Nicolson, a project manager who lives in Aberdeen, started working in March for the power company SSE on a subsea cabling project that will transport electricity generated by wind farms off Scotland’s east coast up to 440km away to the north-east of England.
He sees a lot of scope for others moving across as he says his new job requires “very similar” disciplines to when he was in oil and gas. “In terms of skills, there are so many that are transferable,” Nicolson said.
Lucy Harper, an environmental adviser who works in offshore wind for BP after an eight-year career at the energy major working on oil and gas projects, said she had been on a “pretty steep learning curve” since moving into renewable energy.
But many of the things she needs to know in her new role, such as how UK regulations are formed, were very “analogous,” Harper added. “You have got that foundation to build off.”
Others are not finding the transition quite so smooth, particularly self-employed offshore contractors. Their numbers have grown since the 2014 oil price crash as companies sought to reduce their full-time workforces to cut costs, according to the unions.
Difficulties stem from the separate skills and accreditation bodies for different parts of the energy sector, according to several contractors. To switch they have to fund the training out of their own pocket to get the right certification, which often involves a lot of duplication.
“There is a lack of alignment between the different [skills] bodies involved,” one worker from Aberdeenshire, who spent nearly a quarter of a century in oil and gas, explained. “My family are from the mining towns in the central belt of Scotland. For me you can see the same thing coming again, except it’s my generation that is looking at it.”
A poll of 600 offshore workers by organisations, including Friends of the Earth Scotland and Platform, found on average each one was spending £1,824 a year on training.

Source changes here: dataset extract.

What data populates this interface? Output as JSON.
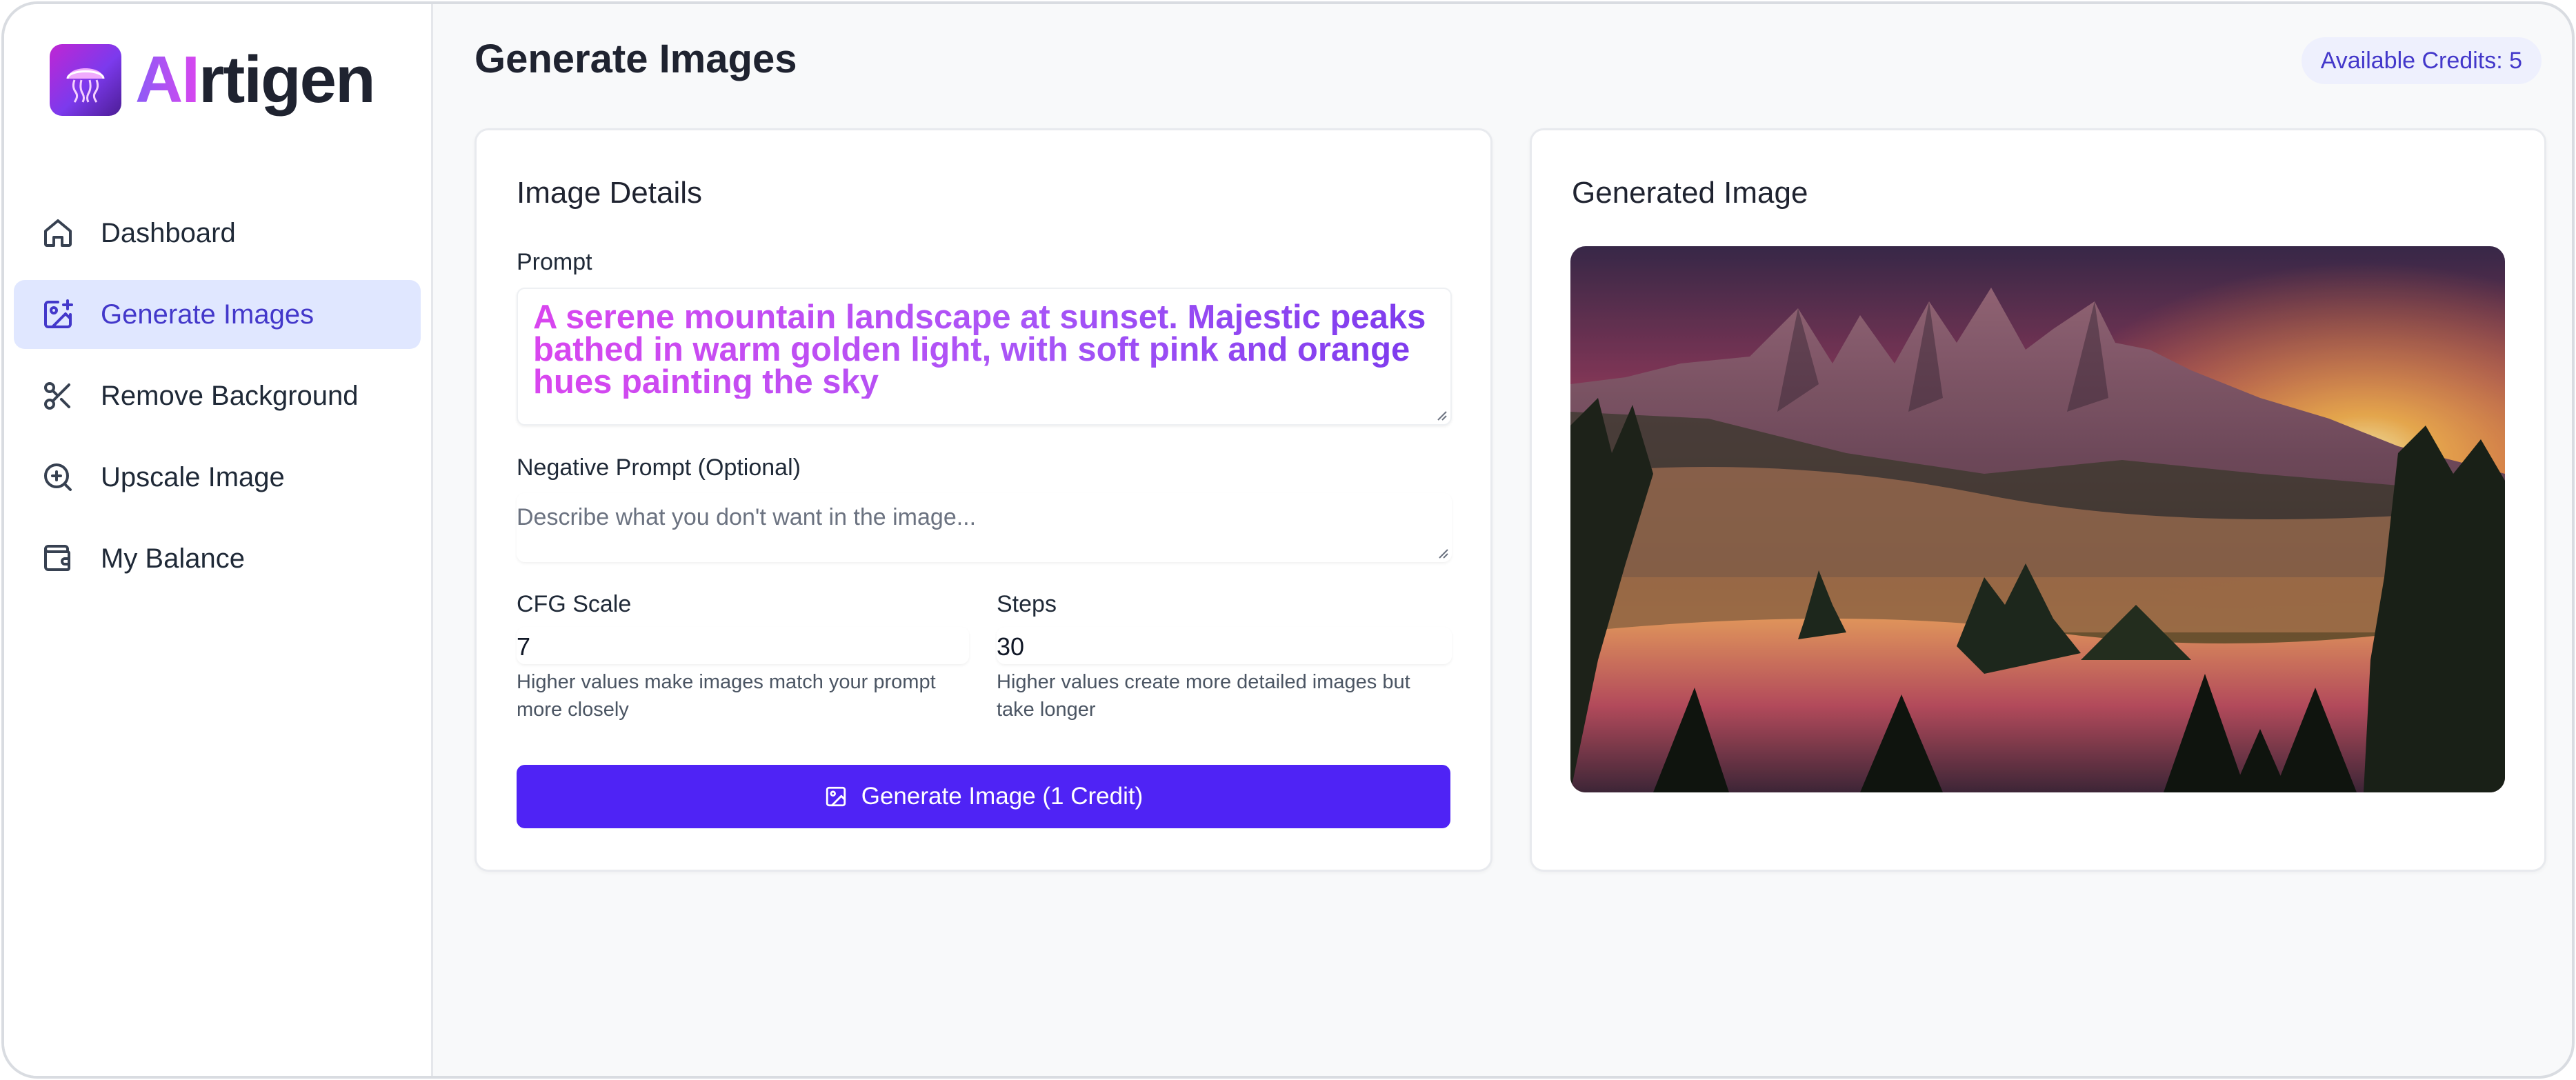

In the worst cases, campaigners said individuals had to pay as much as £14,000.
Self-employed contractors said that as there was not enough work yet to make a wholesale shift to renewables, they faced having to keep certification up to date for both industries. Moreover, once built offshore wind farms require much smaller teams than oil rigs to operate them.
Greenpeace and others have been campaigning for a transferable “offshore skills passport” to overcome retraining hurdles and government funding to support contractors.
“It seems to me that there must be synergies here, that if there are differences [between energy sectors] they are not such big differences [so as] to merit four-figure sums for the training to go with it,” said Richard Hardy, national secretary for Scotland at the trade union Prospect.
Accreditation bodies say they recognise the difficulties. John McDonald, chief executive of OPITO, the skills body for oil and gas, said it was a “complex landscape” given the size of the overall energy sector.
The industry has promised to deliver a “people and skills plan” to UK ministers by March next year. OGUK, the sector trade body, said its members were “hugely supportive” of “minimising the barriers to transferability”.
The government said the “North Sea Transition Deal” announced earlier this year was helping to support “tens of thousands of jobs . . . ensuring high-skilled workers and the supply chain will not be left behind in the oil and gas sector’s transition to a low carbon future.”
But climate campaigners claimed progress was too slow. “Part of the frustration . . . is they have been working on this for years,” said Gabrielle Jeliazkov, a campaigner at Platform.